Wunder gibt es immer wieder

Aber warum? Die beiden Wissenschaftshistorikerinnen Lorraine Daston und Katherine Park erzählen in ihrer großen Studie „Wunder und die Ordnung der Natur“ eine Kulturgeschichte des Abnormen

von SEBASTIAN HANDKE

Die Scharfsichtigkeit der Delfine und die Anziehungskraft des Magneten, das Schweißtuch der Veronika und der Geschenkschrank Gustav Adolphs, die Zwillingsgeburt von Tettnang und das Monstrum von Ravenna – was haben all diese Dinge nur gemeinsam?

Überbordend ist die Fülle jener Phänomene, die Menschen seit jeher schaudern oder staunen ließ. Fast scheint es unmöglich, Struktur in das reiche Tableau des Abnormalen zu bringen.

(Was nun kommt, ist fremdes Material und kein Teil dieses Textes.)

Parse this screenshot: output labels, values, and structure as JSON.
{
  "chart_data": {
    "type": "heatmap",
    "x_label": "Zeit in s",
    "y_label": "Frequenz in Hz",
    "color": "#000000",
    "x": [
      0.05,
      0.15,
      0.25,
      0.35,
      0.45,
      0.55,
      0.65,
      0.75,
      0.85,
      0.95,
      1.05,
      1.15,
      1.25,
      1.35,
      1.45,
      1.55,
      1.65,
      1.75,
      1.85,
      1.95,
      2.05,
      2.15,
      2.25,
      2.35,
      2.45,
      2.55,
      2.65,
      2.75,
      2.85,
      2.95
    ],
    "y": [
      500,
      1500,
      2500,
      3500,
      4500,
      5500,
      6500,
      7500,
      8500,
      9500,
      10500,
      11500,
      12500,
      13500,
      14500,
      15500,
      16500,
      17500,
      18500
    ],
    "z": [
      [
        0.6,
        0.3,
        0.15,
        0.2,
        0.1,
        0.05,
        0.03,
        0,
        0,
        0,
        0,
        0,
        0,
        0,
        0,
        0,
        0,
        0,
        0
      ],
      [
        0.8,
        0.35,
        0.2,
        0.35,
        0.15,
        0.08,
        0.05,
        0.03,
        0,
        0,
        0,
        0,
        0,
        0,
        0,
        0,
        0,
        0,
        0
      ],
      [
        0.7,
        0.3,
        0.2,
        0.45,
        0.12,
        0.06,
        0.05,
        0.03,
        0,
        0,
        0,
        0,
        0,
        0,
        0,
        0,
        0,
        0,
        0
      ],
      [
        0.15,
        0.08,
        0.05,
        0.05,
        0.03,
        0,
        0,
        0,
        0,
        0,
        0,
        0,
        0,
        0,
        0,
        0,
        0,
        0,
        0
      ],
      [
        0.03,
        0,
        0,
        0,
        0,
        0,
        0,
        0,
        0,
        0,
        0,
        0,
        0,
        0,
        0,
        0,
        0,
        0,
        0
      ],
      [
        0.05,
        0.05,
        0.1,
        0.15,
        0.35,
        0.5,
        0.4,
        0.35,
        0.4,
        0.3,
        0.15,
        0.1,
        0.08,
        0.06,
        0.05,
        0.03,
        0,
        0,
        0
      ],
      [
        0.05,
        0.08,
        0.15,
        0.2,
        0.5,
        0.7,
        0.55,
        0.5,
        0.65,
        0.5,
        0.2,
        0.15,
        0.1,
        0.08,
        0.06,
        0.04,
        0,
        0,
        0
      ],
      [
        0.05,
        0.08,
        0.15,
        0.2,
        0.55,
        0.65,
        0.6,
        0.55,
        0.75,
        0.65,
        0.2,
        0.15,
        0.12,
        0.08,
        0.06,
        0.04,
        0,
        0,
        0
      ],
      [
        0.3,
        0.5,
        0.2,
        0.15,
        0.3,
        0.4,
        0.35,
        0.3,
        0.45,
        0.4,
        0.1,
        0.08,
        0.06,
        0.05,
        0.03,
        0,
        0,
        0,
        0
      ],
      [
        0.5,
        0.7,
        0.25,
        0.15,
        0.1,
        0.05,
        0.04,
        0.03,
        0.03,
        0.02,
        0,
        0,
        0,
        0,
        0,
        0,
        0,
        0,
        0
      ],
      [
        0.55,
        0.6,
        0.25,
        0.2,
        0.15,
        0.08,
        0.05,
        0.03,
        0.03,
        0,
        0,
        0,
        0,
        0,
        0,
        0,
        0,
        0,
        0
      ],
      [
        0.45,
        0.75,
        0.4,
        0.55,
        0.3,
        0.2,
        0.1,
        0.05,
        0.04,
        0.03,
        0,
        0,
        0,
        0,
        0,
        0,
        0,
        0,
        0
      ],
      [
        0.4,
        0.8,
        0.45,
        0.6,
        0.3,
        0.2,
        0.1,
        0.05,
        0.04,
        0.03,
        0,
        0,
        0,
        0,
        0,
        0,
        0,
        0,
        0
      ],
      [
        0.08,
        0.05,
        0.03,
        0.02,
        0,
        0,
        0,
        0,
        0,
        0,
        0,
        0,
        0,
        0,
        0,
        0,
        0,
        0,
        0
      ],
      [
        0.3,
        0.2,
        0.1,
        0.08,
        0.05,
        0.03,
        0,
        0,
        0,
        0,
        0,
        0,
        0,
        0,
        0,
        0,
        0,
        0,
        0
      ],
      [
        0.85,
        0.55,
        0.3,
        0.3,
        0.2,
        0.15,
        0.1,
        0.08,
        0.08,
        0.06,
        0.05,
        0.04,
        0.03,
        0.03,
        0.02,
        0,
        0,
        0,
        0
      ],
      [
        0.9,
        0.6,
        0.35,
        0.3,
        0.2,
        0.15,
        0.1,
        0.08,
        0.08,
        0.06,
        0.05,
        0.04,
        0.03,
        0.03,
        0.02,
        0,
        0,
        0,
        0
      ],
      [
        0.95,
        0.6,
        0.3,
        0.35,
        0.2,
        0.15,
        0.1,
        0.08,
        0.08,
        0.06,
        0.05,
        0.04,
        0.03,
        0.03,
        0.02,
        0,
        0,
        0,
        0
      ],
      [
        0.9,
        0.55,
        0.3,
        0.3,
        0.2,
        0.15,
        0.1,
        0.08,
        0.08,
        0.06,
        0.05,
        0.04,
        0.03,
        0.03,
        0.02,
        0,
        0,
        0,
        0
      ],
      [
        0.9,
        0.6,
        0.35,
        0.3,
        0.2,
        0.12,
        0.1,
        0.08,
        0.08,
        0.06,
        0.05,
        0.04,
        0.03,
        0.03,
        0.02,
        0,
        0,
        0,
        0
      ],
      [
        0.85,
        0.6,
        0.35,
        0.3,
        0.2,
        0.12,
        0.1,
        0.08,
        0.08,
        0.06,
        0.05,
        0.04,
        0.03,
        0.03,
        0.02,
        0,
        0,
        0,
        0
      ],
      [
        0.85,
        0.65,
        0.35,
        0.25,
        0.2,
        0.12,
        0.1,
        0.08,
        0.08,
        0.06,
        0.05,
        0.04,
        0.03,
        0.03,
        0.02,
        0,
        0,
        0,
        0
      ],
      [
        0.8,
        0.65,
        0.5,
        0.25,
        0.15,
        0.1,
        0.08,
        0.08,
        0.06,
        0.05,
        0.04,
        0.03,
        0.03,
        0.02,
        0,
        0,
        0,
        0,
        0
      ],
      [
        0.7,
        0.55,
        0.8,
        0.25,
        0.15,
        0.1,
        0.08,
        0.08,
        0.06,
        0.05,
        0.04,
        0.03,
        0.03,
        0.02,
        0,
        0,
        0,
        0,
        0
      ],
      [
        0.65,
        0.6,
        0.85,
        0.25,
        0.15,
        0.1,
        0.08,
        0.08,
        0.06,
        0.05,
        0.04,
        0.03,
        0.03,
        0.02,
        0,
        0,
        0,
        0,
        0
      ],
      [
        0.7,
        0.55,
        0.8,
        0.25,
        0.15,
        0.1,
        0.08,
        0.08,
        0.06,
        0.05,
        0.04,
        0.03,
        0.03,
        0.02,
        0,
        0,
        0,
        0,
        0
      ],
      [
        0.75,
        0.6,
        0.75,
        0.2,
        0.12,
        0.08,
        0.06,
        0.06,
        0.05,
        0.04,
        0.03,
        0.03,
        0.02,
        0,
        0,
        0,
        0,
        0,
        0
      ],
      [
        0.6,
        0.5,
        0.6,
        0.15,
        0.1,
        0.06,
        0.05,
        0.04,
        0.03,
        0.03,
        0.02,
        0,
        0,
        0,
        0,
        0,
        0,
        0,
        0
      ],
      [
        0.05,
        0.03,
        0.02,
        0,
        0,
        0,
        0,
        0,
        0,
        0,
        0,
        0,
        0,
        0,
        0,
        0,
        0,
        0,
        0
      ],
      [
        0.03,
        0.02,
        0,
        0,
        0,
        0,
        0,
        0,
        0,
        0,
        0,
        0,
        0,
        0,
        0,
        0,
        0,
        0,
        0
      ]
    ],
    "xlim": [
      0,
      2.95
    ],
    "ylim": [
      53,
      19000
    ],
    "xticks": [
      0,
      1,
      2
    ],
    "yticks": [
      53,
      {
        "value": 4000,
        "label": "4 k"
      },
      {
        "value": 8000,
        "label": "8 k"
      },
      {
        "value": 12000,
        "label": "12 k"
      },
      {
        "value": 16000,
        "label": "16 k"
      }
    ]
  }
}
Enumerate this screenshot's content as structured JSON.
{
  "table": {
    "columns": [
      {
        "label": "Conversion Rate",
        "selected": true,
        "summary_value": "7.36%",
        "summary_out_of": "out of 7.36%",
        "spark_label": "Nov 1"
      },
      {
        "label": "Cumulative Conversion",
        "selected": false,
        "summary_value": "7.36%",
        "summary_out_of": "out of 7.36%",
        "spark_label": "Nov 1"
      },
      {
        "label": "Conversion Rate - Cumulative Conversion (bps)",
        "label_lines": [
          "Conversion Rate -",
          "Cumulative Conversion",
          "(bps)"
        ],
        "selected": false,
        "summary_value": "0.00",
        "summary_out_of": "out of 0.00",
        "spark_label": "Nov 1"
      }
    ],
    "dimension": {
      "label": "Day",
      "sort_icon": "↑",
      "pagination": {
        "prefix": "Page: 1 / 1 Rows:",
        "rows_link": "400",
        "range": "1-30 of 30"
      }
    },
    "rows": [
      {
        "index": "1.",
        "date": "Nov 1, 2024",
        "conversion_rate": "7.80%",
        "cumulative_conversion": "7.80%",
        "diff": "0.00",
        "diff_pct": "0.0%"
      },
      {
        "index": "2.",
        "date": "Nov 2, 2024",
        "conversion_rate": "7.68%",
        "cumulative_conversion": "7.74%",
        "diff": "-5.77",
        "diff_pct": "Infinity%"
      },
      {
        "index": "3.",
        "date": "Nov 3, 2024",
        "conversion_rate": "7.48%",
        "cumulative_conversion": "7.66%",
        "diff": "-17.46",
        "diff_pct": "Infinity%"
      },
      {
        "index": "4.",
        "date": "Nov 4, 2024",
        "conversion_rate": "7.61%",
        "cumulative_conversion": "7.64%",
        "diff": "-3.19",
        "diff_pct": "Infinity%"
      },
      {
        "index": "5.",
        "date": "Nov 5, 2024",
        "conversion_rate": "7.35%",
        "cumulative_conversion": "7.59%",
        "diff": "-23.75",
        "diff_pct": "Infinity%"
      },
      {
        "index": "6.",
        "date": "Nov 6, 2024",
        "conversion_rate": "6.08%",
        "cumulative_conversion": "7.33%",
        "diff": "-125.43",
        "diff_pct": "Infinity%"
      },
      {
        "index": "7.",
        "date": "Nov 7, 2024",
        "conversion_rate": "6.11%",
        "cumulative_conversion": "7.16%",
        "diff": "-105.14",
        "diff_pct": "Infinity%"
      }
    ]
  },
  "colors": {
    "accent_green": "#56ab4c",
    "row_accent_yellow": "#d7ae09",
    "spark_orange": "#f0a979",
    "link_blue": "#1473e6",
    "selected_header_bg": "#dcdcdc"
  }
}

Die Wissenschaftshistorikerinnen Lorraine Daston und Katherine Park nahmen das Wagnis auf sich, und es ist ihnen prächtig gelungen; bald zwanzig Jahre Arbeit stecken in ihrem Buch „Wunder und die Ordnung der Natur“. In neun reich bebilderten Kapiteln wird eine Kulturgeschichte des Wunders und des Wunderns aufgefächert – nicht als simple Fortschrittsgeschichte, sondern in thematischer Gruppierung, die eher nebenbei auch eine chronologische Reihung ergibt.

So erzählt das erste Kapitel von den Wundern des Früh- und Hochmittelalters, das vierte von der Bedeutung des Staunens für Intellektuelle im Kontext der Verstädterung des 15. Jahrhunderts; Kapitel sieben beschreibt die Infragestellung des Gegensatzes von Natur und Kultur in den Wunderkammern des 17. Jahrhunderts, während am Schluss die Klage angestimmt wird über die Marginalisierung des Staunens in der neuzeitlichen Wissenschaft.

Loblieder des Fremden

Schon im Hochmittelalter mochte man sich nicht so recht entscheiden, ob das Exotische denn nun etwas zum Fürchten sei oder Anlass zur Bewunderung. Die Berichte des venezianischen Kaufmanns Marco Polo von seinen Asienreisen Ende des 13. Jahrhunderts waren typisch für eine neue Reiseliteratur, die sich in geradezu ekstatischen Schilderungen von Naturwundern erging. Die „Wunder des Ostens“, jene Neuigkeiten vom Ende der Welt, die Abenteurer und Handelsreisende in ihren Reiseberichten schilderten, waren durchaus positiv besetzt, gerade wegen ihrer geografischen Entfernung – sie waren weniger bedrohlich als jene unmittelbare Andersartigkeit, die von ortsansässigen Juden repräsentiert wurde. Das Lob des Fremden blühte, als der mongolische Frieden die Öffnung der Handlungsrouten möglich machte.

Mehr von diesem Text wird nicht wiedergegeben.